Shortly after the slumping Boston Red Sox lost 10-5 to the New York Yankees on Sunday night, the team fired Dave Dombrowski, their president of baseball operations. Dombrowski led the Red Sox to a historic 108-win season and a World Series title in 2018, so he’ll likely have plenty of opportunities going forward.
But Dombrowski’s firing is giving a history-making opportunity to someone in the Red Sox front office. Until new hires can be made, the Red Sox will now be run by a committee containing, among others, three male assistant general managers, and, for the first time ever, a woman.
Among the group overseeing Red Sox baseball-ops duties on an interim basis: Raquel Ferreira, a deeply respected longtime employee and currently an SVP with the team, sources tell ESPN.
No woman ever has been in that high of a decision-making position in Major League Baseball.
— Jeff Passan (@JeffPassan) September 9, 2019
Raquel Ferreira, the vice president of major and minor league operations, is already one of the highest-ranking women in baseball.
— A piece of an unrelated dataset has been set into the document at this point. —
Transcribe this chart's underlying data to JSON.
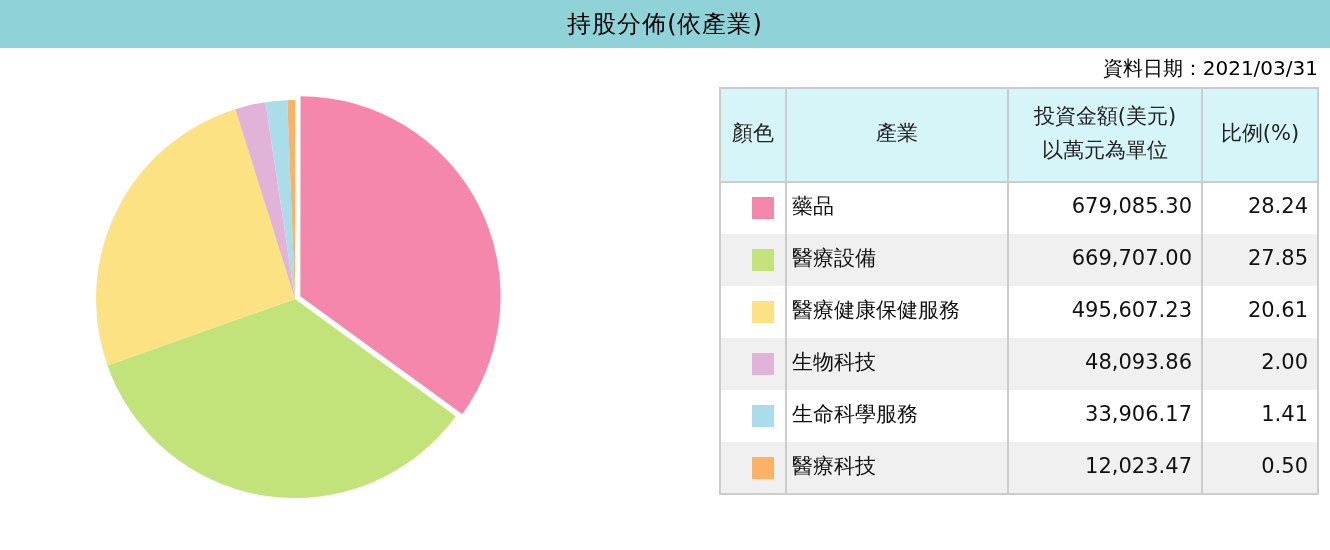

She’s been with the Red Sox for 20 years, working her way from administrative assistant to the upper echelon of baseball power brokers. And now she’ll be the highest-ranking woman to ever be in a team’s baseball operations department during the regular season. (Kim Ng helped run the Los Angeles Dodgers in 2005 offseason before a new GM was hired.)
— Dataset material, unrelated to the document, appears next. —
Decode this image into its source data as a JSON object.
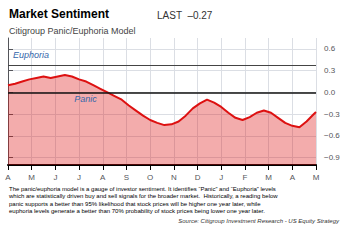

Ferreira is highly respected by both Red Sox employees and players. In a profile from the Athletic in 2018, she was called the “organizational mom” for how she helps young, newly drafted players become acclimated to professional baseball. Mookie Betts, Xander Bogaerts, Christian Vazquez, and Jackie Bradley Jr. all gushed about how invaluable she was to their early development.
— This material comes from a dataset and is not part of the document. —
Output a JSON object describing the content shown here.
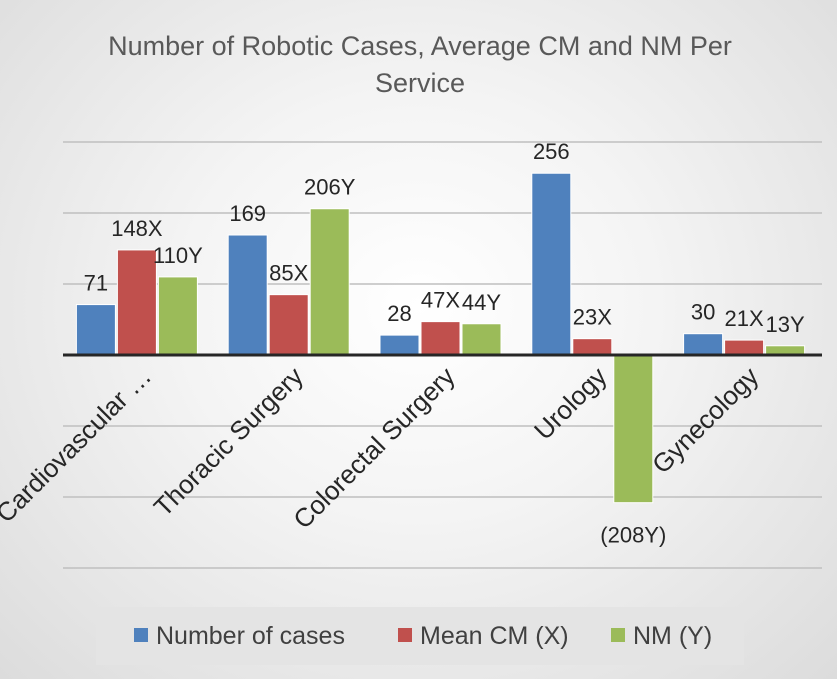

Ferreira is being appointed to this decision-making group on an interim basis. Once the offseason starts, the Red Sox will hire someone permanently and Ferreira will go back to her job as one of the most powerful women in all of baseball. But Ferreria’s brief ascendency to baseball operations serves as a reminder that there are still baseball mountains for women to summit. Ferreira is the first woman to make team baseball decisions at such a high level, but she definitely won’t be the last.